Ein 1:0 muss manchmal auch reichen. Manuel Neuer hat diese Expertise erstellt, und zumindest für den Dienstag, für den 1:0-Sieg des FC Bayern München über Benfica Lissabon traf sie zu.  Aber ist das wirklich genug? Ausreichend für den Einzug ins Halbfinale der Champions League und weitergehende Ambitionen Richtung Finale Ende Mai in Mailand? Zweifel sind angebracht.

Zwielichtig ist der Eindruck, den dieses Hinspiel im Viertelfinale hinterlässt.
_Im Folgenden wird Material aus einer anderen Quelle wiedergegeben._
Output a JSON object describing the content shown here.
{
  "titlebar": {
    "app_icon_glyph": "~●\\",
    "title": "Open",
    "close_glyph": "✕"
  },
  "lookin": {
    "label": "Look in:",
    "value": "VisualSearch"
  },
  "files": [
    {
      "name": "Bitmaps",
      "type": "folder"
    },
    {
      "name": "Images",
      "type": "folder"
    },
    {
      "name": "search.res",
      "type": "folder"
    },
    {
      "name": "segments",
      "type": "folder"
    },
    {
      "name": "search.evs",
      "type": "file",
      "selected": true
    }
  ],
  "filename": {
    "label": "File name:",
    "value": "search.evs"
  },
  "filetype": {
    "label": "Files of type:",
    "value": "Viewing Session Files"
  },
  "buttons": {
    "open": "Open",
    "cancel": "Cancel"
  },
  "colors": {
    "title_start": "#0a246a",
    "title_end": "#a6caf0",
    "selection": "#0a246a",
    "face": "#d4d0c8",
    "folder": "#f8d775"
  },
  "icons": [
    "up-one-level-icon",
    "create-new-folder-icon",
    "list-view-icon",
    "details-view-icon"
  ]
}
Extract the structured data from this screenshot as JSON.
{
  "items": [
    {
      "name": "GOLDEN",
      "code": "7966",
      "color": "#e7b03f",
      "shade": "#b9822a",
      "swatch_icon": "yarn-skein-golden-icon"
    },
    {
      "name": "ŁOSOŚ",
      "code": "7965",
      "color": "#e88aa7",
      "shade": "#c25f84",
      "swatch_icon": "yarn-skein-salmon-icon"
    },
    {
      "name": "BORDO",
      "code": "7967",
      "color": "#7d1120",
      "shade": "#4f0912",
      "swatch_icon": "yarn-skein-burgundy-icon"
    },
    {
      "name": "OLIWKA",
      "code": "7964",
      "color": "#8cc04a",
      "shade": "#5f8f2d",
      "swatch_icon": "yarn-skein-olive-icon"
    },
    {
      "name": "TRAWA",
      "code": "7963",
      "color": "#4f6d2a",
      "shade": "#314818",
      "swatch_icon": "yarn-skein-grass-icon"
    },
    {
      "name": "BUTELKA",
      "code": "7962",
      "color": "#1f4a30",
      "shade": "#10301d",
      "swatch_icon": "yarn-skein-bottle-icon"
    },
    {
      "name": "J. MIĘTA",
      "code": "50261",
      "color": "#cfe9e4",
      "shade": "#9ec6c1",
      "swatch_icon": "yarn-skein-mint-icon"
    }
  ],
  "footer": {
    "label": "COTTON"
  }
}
Ja, der FC Bayern war die bessere Mannschaft, hatte deutlich mehr Ballbesitz und blieb dank seines Torhüters Manuel Neuer ohne Gegentor, was in der Arithmetik der europäischen Wettbewerbe bekanntlich nicht ganz unwichtig ist. Aber nein, eine angemessene Bewerbung für den Anspruch, die Champions League wie zuletzt vor drei Jahren zu gewinnen, war am Dienstag nicht auszumachen. 

Was fehlt, waren Begeisterung und Leidenschaft, wie sie die Münchner noch im Achtelfinale gegen Juventus Turin demonstriert hatte. Als sie Mitte der zweiten Halbzeit kurz vor einem sicheren Aus standen und in einem emotionalen wie körperlichen Kraftakt das Spiel noch drehten. Diese Voraussetzungen waren am Dienstag nicht gegeben. Benfica gelang, was die Bayern zu ihren größten Zeiten in Perfektion beherrschten. Die Portugiesen lullten den Gegner ein, verleiteten ihn zu verfrühter Genügsamkeit und hätten das Spiel bei zwei, drei Situationen in der zweiten Halbzeit durchaus drehen können.

 Am kommenden Mittwoch in Lissabon werden es die Münchner mit einem völlig anders auftretenden Gegner zu tun haben, angefeindet zudem von 65.000 fanatischen Zuschauern im Estadio da Luz. Mag sein, dass der Deutsche Meister genau diesen Kick braucht. Ausnahmesituationen wie beim Rückspiel gegen Juventus, um ausreichend Adrenalin auszuschütten für den Sprung auf das nächsthöhere Niveau. Und dieses   Niveau müssen die Bayern erreichen, schon in einer Woche in Lissabon.

Denn manchmal kann ein 1:0 nicht reichen.